CONVERSA DE CÃES.
Dois cães ao encontrarem-se no pátio do prédio, começaram uma conversa. Não precisa falar que eram cheirosos, bem tratados, bem alimentados e bem vestidos.
Um de cor branca, pelos bem penteados, uma pequena coleira de couro trabalhada e forrada com veludo. Pendurada num aro de metal amarelo, uma pequena medalha cunhada com uma cabeça em alto relevo, com o nome, MAIKO. O outro, um belo animal de porte avantajado, preto, cabeça grande, orelhas caídas, língua vermelha, molhada e avantajada, rabo elevado e um belo cordão de ouro, com uma medalha cunhada com uma cara, escrito embaixo: JAKSON.
O menor chegou, cheirou o ânus do maior, deu o seu ânus para o outro também cheirar e depois falou:
" Compadre, tem algo estranho na sua identificação, tem um cheiro externo, não identifiquei o seu pedigree e nem o cargo na comunidade."
O outro respondeu:
"Também achei esquisito o seu, tem cheiro de alfazema, de rosas e talvez de perfume, garanto que não sei com quem estou falando e veja que todos os dias vejo você nestas paragens, o que nos mostra que não se conhece ninguém, quase todo mundo hoje é camuflado, um engodo"
O menor, o mais esperto, tira logo a sua conclusão:
"Acredito que é para camuflar a nossa personalidade, aliás, a nossa caninalidade, pois somos caninos"
O maior retruca:
" A onde? eu tenho também é personalidade, lá em casa me chamam de filho, irmão, primo ou neto, eu também sou gente. Tenho cama, porém durmo com a minha mãe, tenho roupas, tolhas e televisão. Tenho datas para vacinação, médicos, cabeleireiro, faço as unhas e tomo banho com os melhores sabonetes, lá em casa quem manda sou eu".
O menor disse:
"Grande merda, lá em casa além de ser o chefe geral, tenho tudo que você tem e ainda um bom lugar para evacuar e urinar, quando quero usar coisas novas para evacuar, exijo e faço um passeio na praça, na rua ou na praia, os meus vassalos levam um par de luvas, um saco e recolhe todos os meus dejetos".
O Preto( o maior) falou:
"Comigo é a mesma coisa, a diferença é que sou muito reservado, na minha casa tenho um lugar apropriado e na rua escolho o mesmo local, os meus vassalos já sabem disto"
O Branco( O menor):
"É compadre, estes humanos pensam que mandam na gente, quando na verdade eles sãos os nossos escravizados e cuidam com todo o cuidado.
Outro dia me falaram que existem uns tais de vira-latas na rua, e eles, os nossos vassalos, não querem que se aproximem da gente, soube inclusive que passam fome e dormem na rua embaixo das marquises, bancas de feiras e bancos de praças, dizem que a vida destes nossos contemporâneos é muito sofrida, são chamados também de URÊIA SECA.

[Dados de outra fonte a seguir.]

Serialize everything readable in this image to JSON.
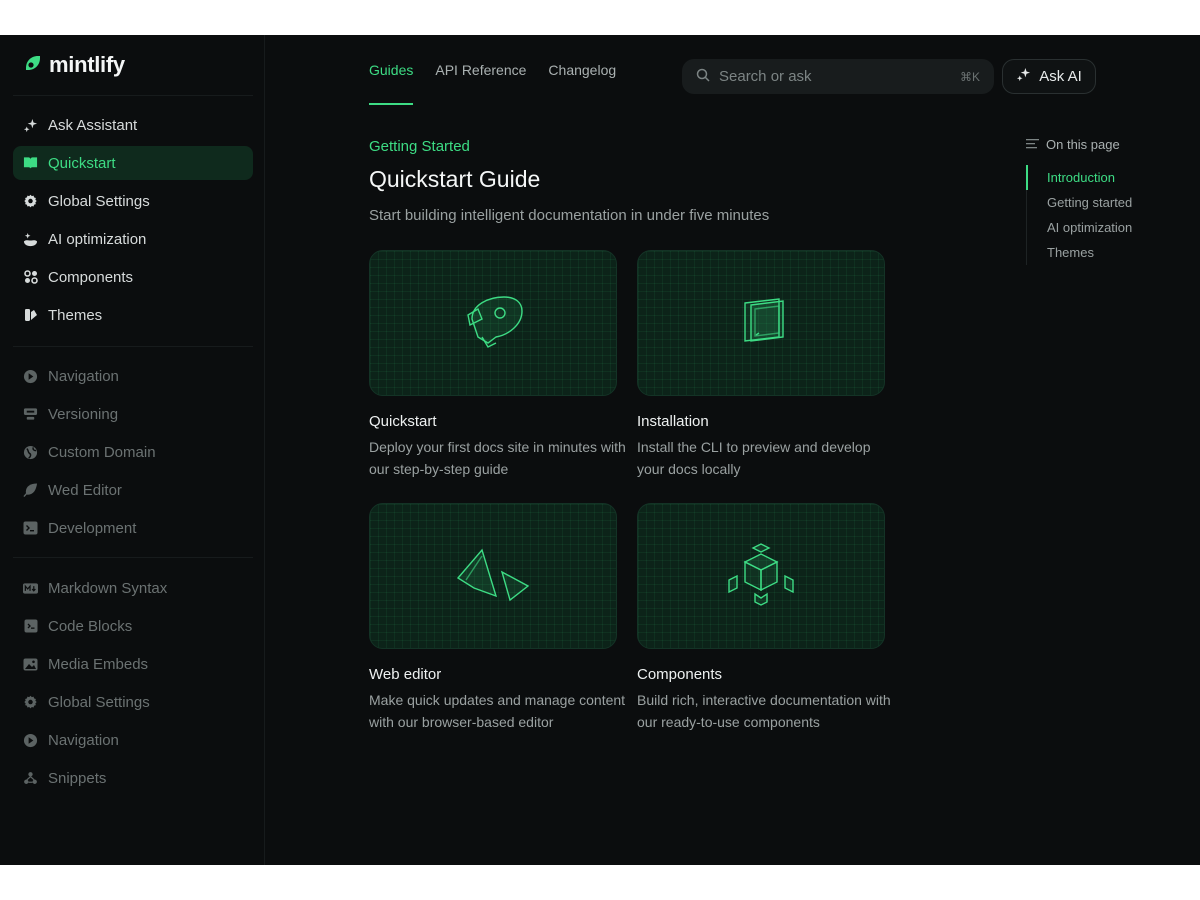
{
  "brand": {
    "name": "mintlify",
    "accent": "#3ddc84"
  },
  "sidebar": {
    "primary": [
      {
        "label": "Ask Assistant",
        "icon": "sparkle-icon"
      },
      {
        "label": "Quickstart",
        "icon": "book-icon",
        "active": true
      },
      {
        "label": "Global Settings",
        "icon": "gear-icon"
      },
      {
        "label": "AI optimization",
        "icon": "ai-sparkles-icon"
      },
      {
        "label": "Components",
        "icon": "components-icon"
      },
      {
        "label": "Themes",
        "icon": "palette-icon"
      }
    ],
    "secondary": [
      {
        "label": "Navigation",
        "icon": "navigation-icon"
      },
      {
        "label": "Versioning",
        "icon": "versioning-icon"
      },
      {
        "label": "Custom Domain",
        "icon": "globe-icon"
      },
      {
        "label": "Wed Editor",
        "icon": "leaf-icon"
      },
      {
        "label": "Development",
        "icon": "terminal-icon"
      }
    ],
    "tertiary": [
      {
        "label": "Markdown Syntax",
        "icon": "markdown-icon"
      },
      {
        "label": "Code Blocks",
        "icon": "code-icon"
      },
      {
        "label": "Media Embeds",
        "icon": "image-icon"
      },
      {
        "label": "Global Settings",
        "icon": "gear-icon"
      },
      {
        "label": "Navigation",
        "icon": "navigation-icon"
      },
      {
        "label": "Snippets",
        "icon": "snippets-icon"
      }
    ]
  },
  "topnav": {
    "tabs": [
      {
        "label": "Guides",
        "active": true
      },
      {
        "label": "API Reference"
      },
      {
        "label": "Changelog"
      }
    ],
    "search": {
      "placeholder": "Search or ask",
      "shortcut": "⌘K"
    },
    "ask_ai": "Ask AI"
  },
  "page": {
    "eyebrow": "Getting Started",
    "title": "Quickstart Guide",
    "subtitle": "Start building intelligent documentation in under five minutes",
    "cards": [
      {
        "title": "Quickstart",
        "description": "Deploy your first docs site in minutes with our step-by-step guide",
        "icon": "rocket-icon"
      },
      {
        "title": "Installation",
        "description": "Install the CLI to preview and develop your docs locally",
        "icon": "terminal-window-icon"
      },
      {
        "title": "Web editor",
        "description": "Make quick updates and manage content with our browser-based editor",
        "icon": "cursor-shapes-icon"
      },
      {
        "title": "Components",
        "description": "Build rich, interactive documentation with our ready-to-use components",
        "icon": "blocks-icon"
      }
    ]
  },
  "toc": {
    "heading": "On this page",
    "items": [
      {
        "label": "Introduction",
        "active": true
      },
      {
        "label": "Getting started"
      },
      {
        "label": "AI optimization"
      },
      {
        "label": "Themes"
      }
    ]
  }
}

Só tomam banho quando chove e são perseguidos por diversas autoridades, principalmente por estes tais de prefeitos e por alguns humanos.
Quando adoecem com as tais cinomose, parvovirose, infecções bacterianas, fúngicas, leishmaniose e doenças genéticas são sacrificados."
O grandalhão, perplexos com as informações do branquelo, fala de cabeça baixa:
"É compadre, veja que a vida é dura, é o fim do mundo."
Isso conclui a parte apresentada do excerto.